|Saponari, Maria -|
Submitted to: Acta Horticulturae
Publication Type: Peer Reviewed Journal
Publication Acceptance Date: February 11, 2011
Publication Date: March 15, 2011
Citation: Yokomi, R.K., Saponari, M. 2011. Molecular analysis among MCA13-reactive isolates reveals a rapid strategy for assessment of Citrus tristeza virus severity. Acta Horticulturae. 892:251-256. Interpretive Summary: Some severe strains of Citrus tristeza virus (CTV) cause economic damage to citrus while others are mild on CTV tolerant or resistant rootstock. Most strains of CTV in the San Joaquin Valley are mild and symptomless in commercial groves. This has put growers at odds with the CTV-eradication program which tested all trees for CTV. Any CTV-infected tree was removed immediately since the virus is spread by aphid vectors. In previous studies, a method to differentiate CTV strains by real time-polymerase chain reaction (qPCR)multiplex assay was developed. This report details a strategy to rapidly differentiate CTV strains using serology as an initial screen to select potentially severe CTV strains and then apply a multiplex qPCR assay to further differentiate these isolates. This was accomplished by testing extracts from trees with a broad spectrum CTV antiserum to determine if the tree was infected by CTV. CTV positive extracts were then tested with MCA13 antiserum. MCA13 reacts with all known virulent CTV strains along with a few mild isolates. The serological tests were performed by a user friendly method called direct tissue blot immunosorbent assay. All MCA13-reactive isolates were then subjected to a multiplex TaqMan®-based qPCR assay with strain discriminating primer/probes which differentiated CTV strains into definitive genotypes with higher correlation to disease phenology. This separated the CTV genotypes into potentially severe (VT or T3) vs. a potentially mild (T36NS genotype) phenotype. Trees infected with VT and T3 genotypes could then be targeted for removal.
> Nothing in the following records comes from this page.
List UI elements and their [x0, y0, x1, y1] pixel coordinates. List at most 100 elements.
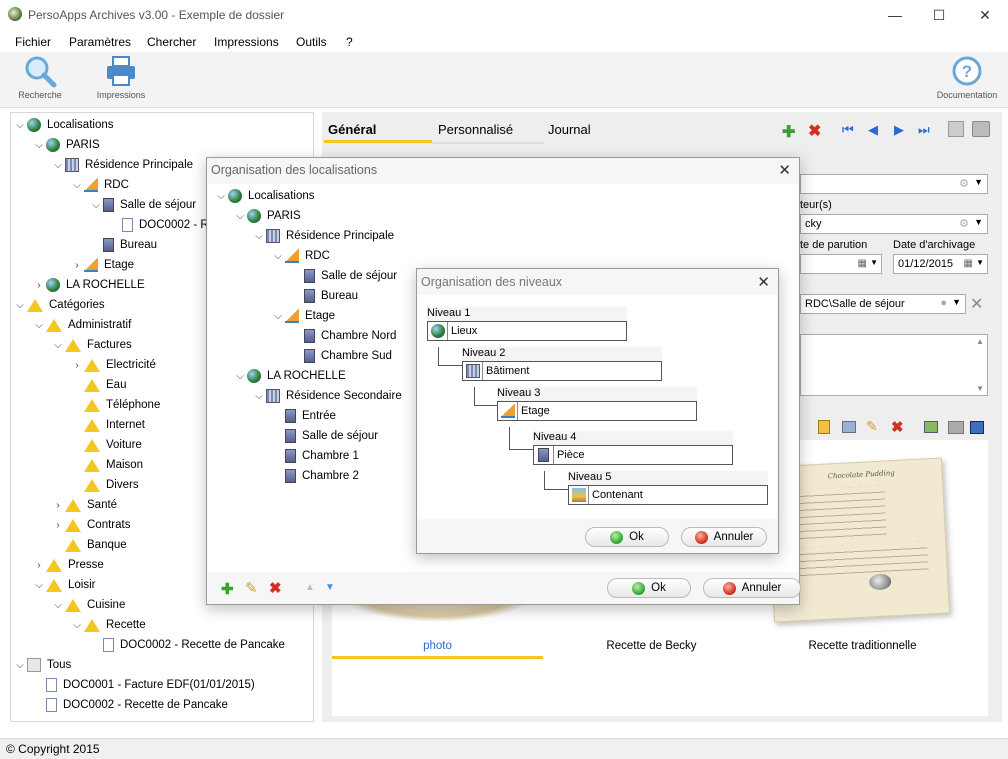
tree-item[interactable]: ⌵ Résidence Secondaire: [252, 386, 402, 406]
title-field[interactable]: ⚙ ▼: [800, 174, 988, 194]
levels-cancel-button[interactable]: Annuler: [681, 527, 767, 547]
tree-item[interactable]: DOC0002 - Recette de Pancake: [89, 635, 285, 655]
chevron-down-icon[interactable]: ⌵: [51, 600, 65, 611]
tree-item[interactable]: Chambre Sud: [290, 346, 392, 366]
tree-item[interactable]: Entrée: [271, 406, 336, 426]
chevron-down-icon[interactable]: ⌵: [271, 251, 285, 262]
chevron-right-icon[interactable]: ›: [32, 560, 46, 571]
close-icon[interactable]: ✕: [778, 161, 791, 179]
menu-chercher[interactable]: Chercher: [147, 35, 196, 49]
chevron-down-icon[interactable]: ⌵: [32, 320, 46, 331]
tree-item[interactable]: ⌵ Cuisine: [51, 595, 125, 615]
locations-ok-button[interactable]: Ok: [607, 578, 691, 598]
level-1-field[interactable]: Lieux: [427, 321, 627, 341]
tree-item[interactable]: › Presse: [32, 555, 104, 575]
tree-item[interactable]: › Electricité: [70, 355, 156, 375]
locations-cancel-button[interactable]: Annuler: [703, 578, 801, 598]
caption-recette-becky[interactable]: Recette de Becky: [546, 640, 757, 652]
menu-parametres[interactable]: Paramètres: [69, 35, 131, 49]
chevron-down-icon[interactable]: ⌵: [13, 660, 27, 671]
chevron-down-icon[interactable]: ⌵: [70, 180, 84, 191]
tree-item[interactable]: Bureau: [89, 235, 157, 255]
tree-item[interactable]: Eau: [70, 375, 126, 395]
add-location-icon[interactable]: ✚: [221, 580, 234, 598]
save-icon[interactable]: [948, 121, 964, 137]
clear-location-icon[interactable]: ✕: [970, 294, 983, 314]
tree-item[interactable]: ⌵ Salle de séjour: [89, 195, 196, 215]
tree-item[interactable]: ⌵ PARIS: [32, 135, 100, 155]
first-record-icon[interactable]: ⏮: [842, 122, 854, 138]
scan-icon[interactable]: [842, 421, 856, 433]
tab-journal[interactable]: Journal: [548, 122, 591, 137]
author-field[interactable]: cky ⚙ ▼: [800, 214, 988, 234]
save-picture-icon[interactable]: [970, 421, 984, 434]
caption-photo[interactable]: photo: [332, 640, 543, 652]
chevron-down-icon[interactable]: ⌵: [252, 231, 266, 242]
chevron-down-icon[interactable]: ⌵: [70, 620, 84, 631]
archive-date-field[interactable]: 01/12/2015 ▦ ▼: [893, 254, 988, 274]
chevron-down-icon[interactable]: ▼: [952, 297, 961, 307]
folder-icon[interactable]: [818, 420, 830, 434]
tree-item[interactable]: ⌵ Etage: [271, 306, 335, 326]
delete-icon[interactable]: ✖: [808, 121, 821, 141]
next-record-icon[interactable]: ▶: [894, 122, 904, 138]
tree-item[interactable]: Chambre Nord: [290, 326, 396, 346]
tree-item[interactable]: Salle de séjour: [290, 266, 397, 286]
minimize-button[interactable]: —: [872, 4, 918, 26]
chevron-down-icon[interactable]: ⌵: [32, 140, 46, 151]
tree-item[interactable]: DOC0002 - R: [108, 215, 209, 235]
menu-outils[interactable]: Outils: [296, 35, 327, 49]
levels-ok-button[interactable]: Ok: [585, 527, 669, 547]
chevron-right-icon[interactable]: ›: [32, 280, 46, 291]
tree-item[interactable]: ⌵ Résidence Principale: [51, 155, 193, 175]
tree-item[interactable]: Chambre 2: [271, 466, 359, 486]
tree-item[interactable]: DOC0001 - Facture EDF(01/01/2015): [32, 675, 255, 695]
edit-location-icon[interactable]: ✎: [245, 579, 258, 597]
tree-item[interactable]: ⌵ Localisations: [13, 115, 113, 135]
chevron-down-icon[interactable]: ⌵: [13, 120, 27, 131]
calendar-icon[interactable]: ▦: [858, 258, 867, 269]
move-up-icon[interactable]: ▲: [305, 582, 315, 593]
delete-picture-icon[interactable]: ✖: [891, 418, 904, 436]
search-tool-button[interactable]: Recherche: [14, 54, 66, 100]
tree-item[interactable]: ⌵ Localisations: [214, 186, 314, 206]
chevron-down-icon[interactable]: ⌵: [271, 311, 285, 322]
print-picture-icon[interactable]: [948, 421, 964, 434]
edit-icon[interactable]: ✎: [866, 418, 878, 435]
level-2-field[interactable]: Bâtiment: [462, 361, 662, 381]
menu-impressions[interactable]: Impressions: [214, 35, 279, 49]
tree-item[interactable]: Divers: [70, 475, 139, 495]
tree-item[interactable]: ⌵ Loisir: [32, 575, 95, 595]
tree-item[interactable]: ⌵ RDC: [271, 246, 330, 266]
tree-item[interactable]: ⌵ Recette: [70, 615, 146, 635]
chevron-down-icon[interactable]: ⌵: [252, 391, 266, 402]
chevron-right-icon[interactable]: ›: [51, 500, 65, 511]
tree-item[interactable]: ⌵ Résidence Principale: [252, 226, 394, 246]
menu-fichier[interactable]: Fichier: [15, 35, 51, 49]
maximize-button[interactable]: ☐: [916, 4, 962, 26]
tree-item[interactable]: Téléphone: [70, 395, 160, 415]
last-record-icon[interactable]: ⏭: [918, 122, 930, 138]
tree-item[interactable]: ⌵ PARIS: [233, 206, 301, 226]
chevron-down-icon[interactable]: ⌵: [214, 191, 228, 202]
chevron-down-icon[interactable]: ⌵: [89, 200, 103, 211]
comment-field[interactable]: ▲ ▼: [800, 334, 988, 396]
chevron-down-icon[interactable]: ▼: [870, 258, 878, 267]
tree-item[interactable]: › Contrats: [51, 515, 130, 535]
tree-item[interactable]: › Etage: [70, 255, 134, 275]
tab-general[interactable]: Général: [328, 122, 376, 137]
delete-location-icon[interactable]: ✖: [269, 579, 282, 597]
close-button[interactable]: ✕: [962, 4, 1008, 26]
tree-item[interactable]: Chambre 1: [271, 446, 359, 466]
tree-item[interactable]: ⌵ Catégories: [13, 295, 105, 315]
caption-recette-traditionnelle[interactable]: Recette traditionnelle: [757, 640, 968, 652]
scroll-up-icon[interactable]: ▲: [976, 337, 984, 346]
image-icon[interactable]: [924, 421, 938, 433]
tree-item[interactable]: DOC0002 - Recette de Pancake: [32, 695, 228, 715]
chevron-right-icon[interactable]: ›: [70, 360, 84, 371]
tree-item[interactable]: ⌵ RDC: [70, 175, 129, 195]
calendar-icon[interactable]: ▦: [964, 258, 973, 269]
documentation-tool-button[interactable]: ? Documentation: [934, 54, 1000, 100]
tree-item[interactable]: › LA ROCHELLE: [32, 275, 145, 295]
chevron-down-icon[interactable]: ⌵: [233, 371, 247, 382]
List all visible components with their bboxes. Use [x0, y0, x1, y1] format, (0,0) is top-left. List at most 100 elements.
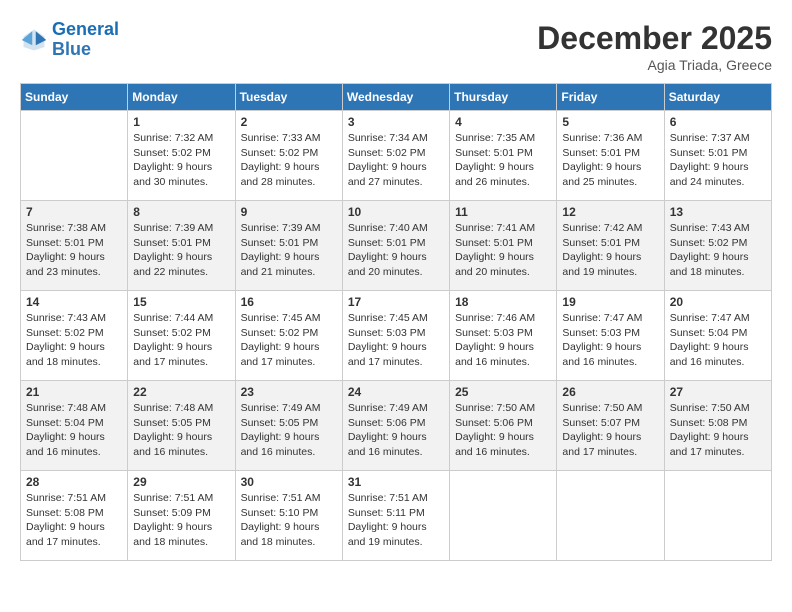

Technical Abstract: Citrus tristeza virus (CTV) usually occurs as a complex of strains that vary greatly in severity and aphid transmissibility. A rapid assay, therefore, is needed to distinguish potentially mild vs. severe strains of CTV for disease mitigation. An economical and practical strategy to screen for potential severe CTV strains was developed using a two step system. Serology with a broad-spectrum and the strain-discriminating MCA13 monoclonal antibody was used to screen isolates. MCA13-reactive isolates were then subjected to qPCR assays using three strain-specific TaqMan® probes. This allowed categorizing MCA13-reactive isolates into at least three distinct CTV genotype groups which included potentially severe strains associated with VT or T3 genotypes vs. T36NS genotype associated with a mild phenotype. Trees infected with VT and T3 genotypes could then be targeted for removal.